A recent study by the University of Maryland School of Medicine suggests that using real-time smartphone assessments can help measure how well sleep medications work for people with chronic insomnia. The research, published in JAMA Network Open, involved 40 adults between the ages of 60 and 85 who took either suvorexant or a placebo for 16 nights. Participants used a smartphone app to report their daytime symptoms such as fatigue and mood four times each day during the trial.
The researchers found that this approach detected treatment effects more clearly than traditional recall questionnaires. According to Emerson M. Wickwire, PhD, corresponding author of the study and section chief of sleep medicine at the University of Maryland Medical Center, "Daytime symptoms such as fatigue, cognitive impairment, and mood disturbances are core features of insomnia. Improving sleep is not enough. We need to determine how well treatments improve daytime functioning, which patients report matters most. In this study we found that retrospective questionnaires failed to detect subtle treatment-related changes that were detected via the smartphone assessment."
This was reportedly the first randomized controlled trial to use a smartphone ecological momentary assessment (EMA) as an outcome measure in a sleep-focused clinical trial. Researchers observed that EMA could identify clear treatment effects at different times during the day and was both easy to use and sustainable over time.

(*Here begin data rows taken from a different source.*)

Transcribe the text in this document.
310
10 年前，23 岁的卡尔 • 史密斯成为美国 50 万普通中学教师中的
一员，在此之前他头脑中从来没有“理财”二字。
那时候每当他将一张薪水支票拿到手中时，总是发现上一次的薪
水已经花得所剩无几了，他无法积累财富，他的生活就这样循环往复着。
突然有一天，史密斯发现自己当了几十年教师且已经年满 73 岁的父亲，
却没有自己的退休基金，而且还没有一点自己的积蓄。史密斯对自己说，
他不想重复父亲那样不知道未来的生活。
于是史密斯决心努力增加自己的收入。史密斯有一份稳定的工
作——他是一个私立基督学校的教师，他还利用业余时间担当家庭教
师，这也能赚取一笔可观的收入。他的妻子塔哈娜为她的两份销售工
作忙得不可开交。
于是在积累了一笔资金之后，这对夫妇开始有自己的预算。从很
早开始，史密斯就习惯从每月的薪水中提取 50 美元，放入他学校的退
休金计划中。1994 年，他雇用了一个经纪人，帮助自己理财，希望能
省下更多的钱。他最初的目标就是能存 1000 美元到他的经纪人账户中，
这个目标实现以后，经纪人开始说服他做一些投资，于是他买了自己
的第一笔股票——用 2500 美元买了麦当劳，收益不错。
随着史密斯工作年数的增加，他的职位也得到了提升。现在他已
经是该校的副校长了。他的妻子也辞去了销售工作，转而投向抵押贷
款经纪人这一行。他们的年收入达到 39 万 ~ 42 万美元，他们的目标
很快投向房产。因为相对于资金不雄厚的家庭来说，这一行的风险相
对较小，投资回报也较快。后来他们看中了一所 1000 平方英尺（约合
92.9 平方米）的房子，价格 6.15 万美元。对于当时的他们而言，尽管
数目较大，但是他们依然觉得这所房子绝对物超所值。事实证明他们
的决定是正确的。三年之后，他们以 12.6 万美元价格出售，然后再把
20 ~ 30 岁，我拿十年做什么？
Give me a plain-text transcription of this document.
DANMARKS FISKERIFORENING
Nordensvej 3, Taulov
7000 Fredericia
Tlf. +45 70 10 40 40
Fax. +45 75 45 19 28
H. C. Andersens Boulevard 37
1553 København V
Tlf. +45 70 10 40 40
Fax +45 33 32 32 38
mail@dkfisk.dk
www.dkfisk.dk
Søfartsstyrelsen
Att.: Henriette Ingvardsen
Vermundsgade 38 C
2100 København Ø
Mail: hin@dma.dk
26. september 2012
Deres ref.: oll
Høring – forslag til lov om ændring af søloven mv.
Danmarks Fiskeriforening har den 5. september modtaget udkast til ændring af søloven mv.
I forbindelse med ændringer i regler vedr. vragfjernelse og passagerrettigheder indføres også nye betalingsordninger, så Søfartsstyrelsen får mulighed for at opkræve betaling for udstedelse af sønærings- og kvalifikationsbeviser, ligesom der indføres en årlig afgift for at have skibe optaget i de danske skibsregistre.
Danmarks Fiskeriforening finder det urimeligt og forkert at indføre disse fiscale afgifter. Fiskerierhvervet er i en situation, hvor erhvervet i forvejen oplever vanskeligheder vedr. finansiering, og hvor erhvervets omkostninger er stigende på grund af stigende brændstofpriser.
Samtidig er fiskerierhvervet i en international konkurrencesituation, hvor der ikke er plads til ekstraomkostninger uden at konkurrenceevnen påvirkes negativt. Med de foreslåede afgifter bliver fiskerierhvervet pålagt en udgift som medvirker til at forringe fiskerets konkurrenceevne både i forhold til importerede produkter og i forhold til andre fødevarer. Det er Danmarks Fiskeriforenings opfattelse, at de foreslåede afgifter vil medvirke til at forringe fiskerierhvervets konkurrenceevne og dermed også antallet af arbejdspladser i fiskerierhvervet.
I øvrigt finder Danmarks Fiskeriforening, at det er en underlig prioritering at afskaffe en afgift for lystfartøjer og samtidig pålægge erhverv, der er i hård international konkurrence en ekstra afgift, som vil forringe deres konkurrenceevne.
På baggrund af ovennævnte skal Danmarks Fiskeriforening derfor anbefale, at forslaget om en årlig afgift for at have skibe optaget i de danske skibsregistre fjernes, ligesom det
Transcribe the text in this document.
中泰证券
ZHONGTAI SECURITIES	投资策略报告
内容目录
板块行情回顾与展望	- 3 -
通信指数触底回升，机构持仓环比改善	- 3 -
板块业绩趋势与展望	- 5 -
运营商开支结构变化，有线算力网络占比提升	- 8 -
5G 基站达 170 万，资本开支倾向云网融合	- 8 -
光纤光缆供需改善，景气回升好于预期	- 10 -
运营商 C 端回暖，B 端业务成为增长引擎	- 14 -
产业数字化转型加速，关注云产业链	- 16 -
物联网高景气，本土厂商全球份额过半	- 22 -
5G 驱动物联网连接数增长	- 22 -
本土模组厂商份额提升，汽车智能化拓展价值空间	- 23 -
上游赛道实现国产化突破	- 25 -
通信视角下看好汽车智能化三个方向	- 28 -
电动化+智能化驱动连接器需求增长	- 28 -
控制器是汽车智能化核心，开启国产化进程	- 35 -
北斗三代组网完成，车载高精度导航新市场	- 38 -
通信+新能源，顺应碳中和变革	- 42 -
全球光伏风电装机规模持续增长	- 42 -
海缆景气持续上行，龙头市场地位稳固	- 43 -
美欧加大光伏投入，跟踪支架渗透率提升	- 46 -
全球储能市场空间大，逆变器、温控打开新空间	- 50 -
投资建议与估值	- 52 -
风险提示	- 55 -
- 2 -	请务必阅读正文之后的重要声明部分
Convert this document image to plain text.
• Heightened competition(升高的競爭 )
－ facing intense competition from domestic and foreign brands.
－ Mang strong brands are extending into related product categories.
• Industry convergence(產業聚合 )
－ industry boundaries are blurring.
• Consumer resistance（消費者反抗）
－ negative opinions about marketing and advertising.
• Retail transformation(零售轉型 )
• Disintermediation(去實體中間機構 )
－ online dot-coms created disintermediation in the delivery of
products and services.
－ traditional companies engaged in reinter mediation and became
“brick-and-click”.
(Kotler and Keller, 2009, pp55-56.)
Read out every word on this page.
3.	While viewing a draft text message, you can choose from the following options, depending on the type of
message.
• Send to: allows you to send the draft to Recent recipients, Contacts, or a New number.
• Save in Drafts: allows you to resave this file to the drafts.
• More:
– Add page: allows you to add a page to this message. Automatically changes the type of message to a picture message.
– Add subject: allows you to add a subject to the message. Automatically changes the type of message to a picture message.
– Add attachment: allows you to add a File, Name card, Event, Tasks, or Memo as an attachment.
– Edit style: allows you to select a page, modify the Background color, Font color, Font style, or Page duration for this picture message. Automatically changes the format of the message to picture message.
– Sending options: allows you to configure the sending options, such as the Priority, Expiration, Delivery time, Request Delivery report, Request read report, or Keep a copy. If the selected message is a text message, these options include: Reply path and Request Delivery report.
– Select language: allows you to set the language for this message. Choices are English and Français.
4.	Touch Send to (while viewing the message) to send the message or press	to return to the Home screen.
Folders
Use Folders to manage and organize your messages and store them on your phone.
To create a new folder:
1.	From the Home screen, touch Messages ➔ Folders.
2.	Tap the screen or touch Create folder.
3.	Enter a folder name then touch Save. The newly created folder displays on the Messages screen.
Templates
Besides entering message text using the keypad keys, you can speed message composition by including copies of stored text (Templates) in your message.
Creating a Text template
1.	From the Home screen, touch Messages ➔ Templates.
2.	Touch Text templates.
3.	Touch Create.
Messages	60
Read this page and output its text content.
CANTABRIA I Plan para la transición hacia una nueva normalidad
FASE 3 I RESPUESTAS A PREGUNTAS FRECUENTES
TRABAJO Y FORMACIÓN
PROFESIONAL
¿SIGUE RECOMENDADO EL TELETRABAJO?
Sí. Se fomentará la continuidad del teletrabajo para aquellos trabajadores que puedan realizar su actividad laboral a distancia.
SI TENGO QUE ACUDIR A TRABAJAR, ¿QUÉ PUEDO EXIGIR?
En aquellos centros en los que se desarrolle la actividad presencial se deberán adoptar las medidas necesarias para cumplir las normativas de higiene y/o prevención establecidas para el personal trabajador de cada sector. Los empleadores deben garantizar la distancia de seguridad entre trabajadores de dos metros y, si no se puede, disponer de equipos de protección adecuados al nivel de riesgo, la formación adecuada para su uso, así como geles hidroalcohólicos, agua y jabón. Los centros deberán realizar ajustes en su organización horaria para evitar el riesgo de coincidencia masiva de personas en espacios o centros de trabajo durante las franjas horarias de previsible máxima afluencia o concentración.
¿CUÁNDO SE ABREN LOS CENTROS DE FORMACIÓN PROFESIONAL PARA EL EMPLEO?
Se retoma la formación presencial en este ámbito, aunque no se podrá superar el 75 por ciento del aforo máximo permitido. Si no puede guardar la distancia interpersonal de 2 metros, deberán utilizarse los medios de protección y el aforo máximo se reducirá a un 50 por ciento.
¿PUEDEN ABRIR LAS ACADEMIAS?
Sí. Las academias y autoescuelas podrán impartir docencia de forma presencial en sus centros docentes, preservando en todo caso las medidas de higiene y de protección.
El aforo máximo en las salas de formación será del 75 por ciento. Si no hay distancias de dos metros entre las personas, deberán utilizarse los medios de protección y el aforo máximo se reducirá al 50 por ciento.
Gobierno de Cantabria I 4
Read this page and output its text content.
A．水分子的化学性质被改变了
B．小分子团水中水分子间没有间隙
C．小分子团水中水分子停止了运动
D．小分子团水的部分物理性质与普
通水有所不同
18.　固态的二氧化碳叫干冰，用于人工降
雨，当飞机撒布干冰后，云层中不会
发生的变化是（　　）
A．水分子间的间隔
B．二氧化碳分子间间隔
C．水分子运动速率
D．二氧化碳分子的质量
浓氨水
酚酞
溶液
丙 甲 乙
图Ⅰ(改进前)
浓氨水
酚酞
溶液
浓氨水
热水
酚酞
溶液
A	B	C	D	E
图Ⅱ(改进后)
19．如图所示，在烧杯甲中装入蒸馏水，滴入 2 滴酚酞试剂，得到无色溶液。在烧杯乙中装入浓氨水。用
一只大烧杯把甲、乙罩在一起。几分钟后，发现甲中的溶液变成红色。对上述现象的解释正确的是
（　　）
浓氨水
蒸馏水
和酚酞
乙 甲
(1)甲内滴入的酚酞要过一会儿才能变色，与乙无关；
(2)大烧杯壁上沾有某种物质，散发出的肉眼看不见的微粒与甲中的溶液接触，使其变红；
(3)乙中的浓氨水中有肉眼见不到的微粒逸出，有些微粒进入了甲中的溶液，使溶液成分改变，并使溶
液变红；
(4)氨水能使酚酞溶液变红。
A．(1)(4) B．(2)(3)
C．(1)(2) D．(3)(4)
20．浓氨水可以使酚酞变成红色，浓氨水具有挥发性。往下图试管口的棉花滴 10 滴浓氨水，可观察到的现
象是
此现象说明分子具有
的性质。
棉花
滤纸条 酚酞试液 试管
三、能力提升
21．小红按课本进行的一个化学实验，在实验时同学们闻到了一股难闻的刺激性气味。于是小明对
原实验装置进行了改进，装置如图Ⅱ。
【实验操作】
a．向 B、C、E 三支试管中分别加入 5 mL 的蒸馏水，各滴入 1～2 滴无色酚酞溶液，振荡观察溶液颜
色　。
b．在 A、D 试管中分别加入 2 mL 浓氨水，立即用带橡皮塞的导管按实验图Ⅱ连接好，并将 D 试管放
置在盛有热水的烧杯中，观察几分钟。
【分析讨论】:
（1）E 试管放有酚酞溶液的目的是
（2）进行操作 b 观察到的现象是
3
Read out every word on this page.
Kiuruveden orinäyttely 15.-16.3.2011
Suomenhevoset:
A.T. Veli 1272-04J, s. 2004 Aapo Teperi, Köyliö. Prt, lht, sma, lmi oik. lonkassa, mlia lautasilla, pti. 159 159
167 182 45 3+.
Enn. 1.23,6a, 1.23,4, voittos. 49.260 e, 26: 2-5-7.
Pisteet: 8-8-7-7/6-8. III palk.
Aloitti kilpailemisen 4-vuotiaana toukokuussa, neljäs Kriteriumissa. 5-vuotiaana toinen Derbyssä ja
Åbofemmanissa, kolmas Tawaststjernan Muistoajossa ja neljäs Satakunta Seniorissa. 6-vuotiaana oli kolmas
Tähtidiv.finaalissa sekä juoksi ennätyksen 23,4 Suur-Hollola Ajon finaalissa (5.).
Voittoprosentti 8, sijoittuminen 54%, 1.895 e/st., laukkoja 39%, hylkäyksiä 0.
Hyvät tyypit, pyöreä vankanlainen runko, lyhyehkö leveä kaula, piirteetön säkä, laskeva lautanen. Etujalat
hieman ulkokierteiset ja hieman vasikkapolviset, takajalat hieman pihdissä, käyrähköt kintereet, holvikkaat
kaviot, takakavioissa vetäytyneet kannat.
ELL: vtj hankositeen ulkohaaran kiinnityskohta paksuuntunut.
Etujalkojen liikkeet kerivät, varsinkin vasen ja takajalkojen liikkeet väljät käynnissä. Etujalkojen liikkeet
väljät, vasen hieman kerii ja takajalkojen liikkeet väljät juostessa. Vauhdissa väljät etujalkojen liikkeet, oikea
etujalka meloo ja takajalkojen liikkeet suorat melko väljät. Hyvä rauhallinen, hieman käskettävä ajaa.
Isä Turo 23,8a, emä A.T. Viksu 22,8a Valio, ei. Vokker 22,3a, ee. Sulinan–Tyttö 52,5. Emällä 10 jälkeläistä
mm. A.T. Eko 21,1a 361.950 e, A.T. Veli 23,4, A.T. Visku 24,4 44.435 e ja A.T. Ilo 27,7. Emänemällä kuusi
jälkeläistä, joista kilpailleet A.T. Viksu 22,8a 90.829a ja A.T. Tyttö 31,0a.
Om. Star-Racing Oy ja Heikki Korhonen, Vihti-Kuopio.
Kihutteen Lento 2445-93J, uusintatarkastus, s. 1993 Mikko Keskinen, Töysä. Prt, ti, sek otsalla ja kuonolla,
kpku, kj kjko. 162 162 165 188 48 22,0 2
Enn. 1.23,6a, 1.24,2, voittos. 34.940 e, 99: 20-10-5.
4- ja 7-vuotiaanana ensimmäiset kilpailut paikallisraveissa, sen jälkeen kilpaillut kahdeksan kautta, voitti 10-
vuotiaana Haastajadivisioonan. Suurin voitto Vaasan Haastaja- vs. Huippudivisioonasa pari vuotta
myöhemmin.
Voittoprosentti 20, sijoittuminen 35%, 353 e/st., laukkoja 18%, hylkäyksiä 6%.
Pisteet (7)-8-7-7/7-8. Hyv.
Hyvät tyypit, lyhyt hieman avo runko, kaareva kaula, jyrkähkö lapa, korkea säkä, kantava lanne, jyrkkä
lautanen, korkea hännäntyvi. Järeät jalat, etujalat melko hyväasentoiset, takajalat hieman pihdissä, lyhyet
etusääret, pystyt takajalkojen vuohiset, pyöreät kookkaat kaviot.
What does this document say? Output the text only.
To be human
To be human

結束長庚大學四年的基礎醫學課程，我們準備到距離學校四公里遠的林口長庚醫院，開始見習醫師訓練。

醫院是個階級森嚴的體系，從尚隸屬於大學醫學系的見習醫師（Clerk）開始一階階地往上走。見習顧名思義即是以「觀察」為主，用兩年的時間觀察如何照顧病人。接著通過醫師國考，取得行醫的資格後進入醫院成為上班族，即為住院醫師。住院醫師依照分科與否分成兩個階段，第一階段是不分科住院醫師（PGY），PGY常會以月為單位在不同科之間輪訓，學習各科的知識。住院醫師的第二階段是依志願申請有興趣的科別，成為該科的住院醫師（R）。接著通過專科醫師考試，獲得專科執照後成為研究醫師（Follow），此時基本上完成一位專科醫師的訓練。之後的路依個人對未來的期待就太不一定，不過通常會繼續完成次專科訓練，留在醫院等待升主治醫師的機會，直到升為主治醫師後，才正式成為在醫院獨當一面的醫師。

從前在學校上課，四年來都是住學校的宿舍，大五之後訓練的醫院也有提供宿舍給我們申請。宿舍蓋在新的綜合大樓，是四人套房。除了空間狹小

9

Dr. Wickwire added, "These findings address a critical gap in sleep disorders clinical care and research. When viewed as a complement to traditional approaches, EMA offers a sensitive and patient-centered way to measure treatment effects throughout the day, in real-time. Such approaches could transform how we evaluate sleep treatments, personalize sleep medicine care, and ultimately improve outcomes for the millions of Americans with sleep disorders."
Other contributors included Shuo Chen, PhD; Avelino Verceles, MD; and graduate student Jingsong Zhou from UMSOM. The project received partial funding from Merck Sharp & Dohme LLC.
UMSOM Dean Mark T. Gladwin commented on the broader implications: "This research underscores the potential for innovative digital tools to be used in conducting comparative effectiveness studies," he said. "Smartphone-based assessments can provide real-time insights that help improve patient outcomes across a range of common conditions."